Depuis hier nuit, le bouillant Mohamed Youssouf Bathily dit Ras Bath, est aux arrêtes. Il est gardé à vue au niveau du camp I de la Gendarmerie de Bamako, pour dit-on, une plainte déposée contre lui. C’est l’intéressé lui-même qui annonça son arrestation sur sa page facebook, alors qu’il s’apprêtait à animer sur une radio de la place, une émission qui vraisemblablement, menaçait l’ordre public.
Ras Bath, connu pour ses prises de positions à l’occasion de chaque évènement capital, est à nouveau au-devant de la scène. Il est mis aux arrêts alors qu’il s’apprêtait à animer une émission enflammée sur des secrets concernant l’Armée malienne en guerre.
La liberté d’opinion est garantie par la constitution, certes, mais, à en croire plusieurs sources, Ras Bath est finalement rentré dans une campagne qui visiblement, n’a de dessein que d’affaiblir les Institutions clés de la République.
En ces heures difficiles pour les Famas, engagées sur plusieurs fronts dans le cadre de la lutte contre le terrorisme, il est hasardeux beaucoup trop insensé de s’attaquer à ceux qui incarnent l’autorité au sein de notre outil de défense : l’Armée.
En pareilles circonstances, la force reste à la loi et aux mesures édictées par les plus hautes autorités dont l’aboutissement passe par la hiérarchie militaire. Est-il nécessaire pour un citoyen de rentrer dans les détails les plus insoutenables d’une structure comme la grande muette ? Non !
En conséquence, nous sommes fondés à croire qu’une dose de respect et de moral devrait guider chacune des déclarations et prises de positions au sein de notre société.

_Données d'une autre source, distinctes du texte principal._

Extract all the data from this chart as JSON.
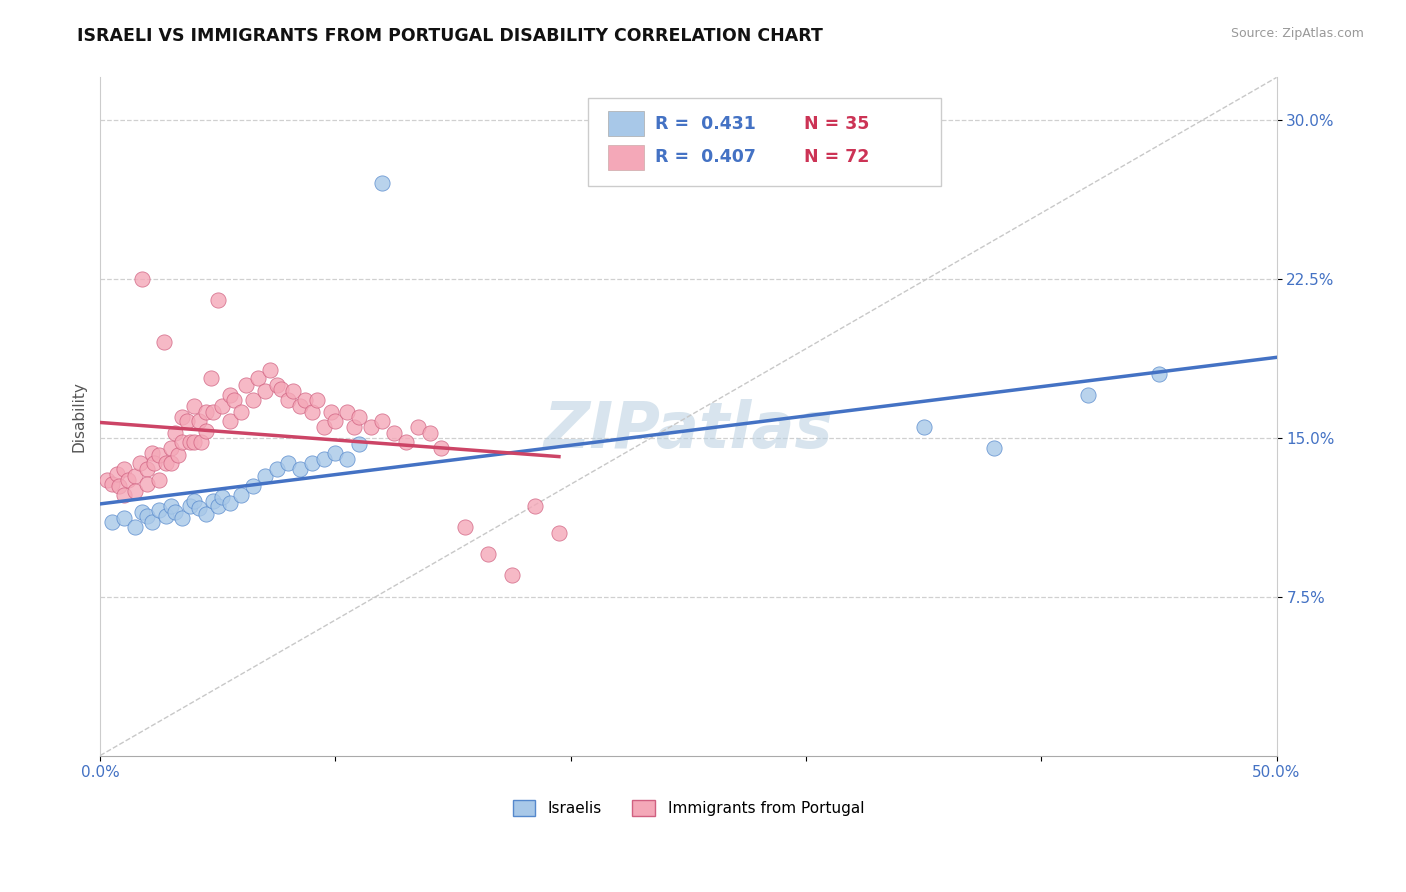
{
  "title": "ISRAELI VS IMMIGRANTS FROM PORTUGAL DISABILITY CORRELATION CHART",
  "source": "Source: ZipAtlas.com",
  "ylabel": "Disability",
  "xlim": [
    0.0,
    0.5
  ],
  "ylim": [
    0.0,
    0.32
  ],
  "xticks": [
    0.0,
    0.1,
    0.2,
    0.3,
    0.4,
    0.5
  ],
  "xtick_labels": [
    "0.0%",
    "",
    "",
    "",
    "",
    "50.0%"
  ],
  "yticks": [
    0.075,
    0.15,
    0.225,
    0.3
  ],
  "ytick_labels": [
    "7.5%",
    "15.0%",
    "22.5%",
    "30.0%"
  ],
  "grid_color": "#d0d0d0",
  "background_color": "#ffffff",
  "israeli_fill": "#a8c8e8",
  "portugal_fill": "#f4a8b8",
  "israeli_edge": "#5588cc",
  "portugal_edge": "#d06080",
  "israeli_line": "#4472c4",
  "portugal_line": "#cc4466",
  "diagonal_color": "#c8c8c8",
  "watermark": "ZIPatlas",
  "israeli_x": [
    0.005,
    0.01,
    0.015,
    0.018,
    0.02,
    0.022,
    0.025,
    0.028,
    0.03,
    0.032,
    0.035,
    0.038,
    0.04,
    0.042,
    0.045,
    0.048,
    0.05,
    0.052,
    0.055,
    0.06,
    0.065,
    0.07,
    0.075,
    0.08,
    0.085,
    0.09,
    0.095,
    0.1,
    0.105,
    0.11,
    0.12,
    0.35,
    0.38,
    0.42,
    0.45
  ],
  "israeli_y": [
    0.11,
    0.112,
    0.108,
    0.115,
    0.113,
    0.11,
    0.116,
    0.113,
    0.118,
    0.115,
    0.112,
    0.118,
    0.12,
    0.117,
    0.114,
    0.12,
    0.118,
    0.122,
    0.119,
    0.123,
    0.127,
    0.132,
    0.135,
    0.138,
    0.135,
    0.138,
    0.14,
    0.143,
    0.14,
    0.147,
    0.27,
    0.155,
    0.145,
    0.17,
    0.18
  ],
  "portugal_x": [
    0.003,
    0.005,
    0.007,
    0.008,
    0.01,
    0.01,
    0.012,
    0.015,
    0.015,
    0.017,
    0.018,
    0.02,
    0.02,
    0.022,
    0.023,
    0.025,
    0.025,
    0.027,
    0.028,
    0.03,
    0.03,
    0.032,
    0.033,
    0.035,
    0.035,
    0.037,
    0.038,
    0.04,
    0.04,
    0.042,
    0.043,
    0.045,
    0.045,
    0.047,
    0.048,
    0.05,
    0.052,
    0.055,
    0.055,
    0.057,
    0.06,
    0.062,
    0.065,
    0.067,
    0.07,
    0.072,
    0.075,
    0.077,
    0.08,
    0.082,
    0.085,
    0.087,
    0.09,
    0.092,
    0.095,
    0.098,
    0.1,
    0.105,
    0.108,
    0.11,
    0.115,
    0.12,
    0.125,
    0.13,
    0.135,
    0.14,
    0.145,
    0.155,
    0.165,
    0.175,
    0.185,
    0.195
  ],
  "portugal_y": [
    0.13,
    0.128,
    0.133,
    0.127,
    0.135,
    0.123,
    0.13,
    0.132,
    0.125,
    0.138,
    0.225,
    0.135,
    0.128,
    0.143,
    0.138,
    0.142,
    0.13,
    0.195,
    0.138,
    0.145,
    0.138,
    0.152,
    0.142,
    0.16,
    0.148,
    0.158,
    0.148,
    0.165,
    0.148,
    0.158,
    0.148,
    0.162,
    0.153,
    0.178,
    0.162,
    0.215,
    0.165,
    0.17,
    0.158,
    0.168,
    0.162,
    0.175,
    0.168,
    0.178,
    0.172,
    0.182,
    0.175,
    0.173,
    0.168,
    0.172,
    0.165,
    0.168,
    0.162,
    0.168,
    0.155,
    0.162,
    0.158,
    0.162,
    0.155,
    0.16,
    0.155,
    0.158,
    0.152,
    0.148,
    0.155,
    0.152,
    0.145,
    0.108,
    0.095,
    0.085,
    0.118,
    0.105
  ]
}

Assurément, il y a des non-dits dans les actions du jeune Ras Bath qui a eu mailles à partir avec plusieurs citoyens maliens qui lui reprochent son attitude belliqueuse et injurieuse. Beaucoup d’ailleurs, pensent que Rasta dépasse les bornes pour entrer dans leur vie privée. Ce qui leur paraissait inadmissible.
Somme toute, cette interpellation pourra conduire à une clarification et à une mise au point en cette période d’état d’urgence où les libertés sont textuellement restreintes.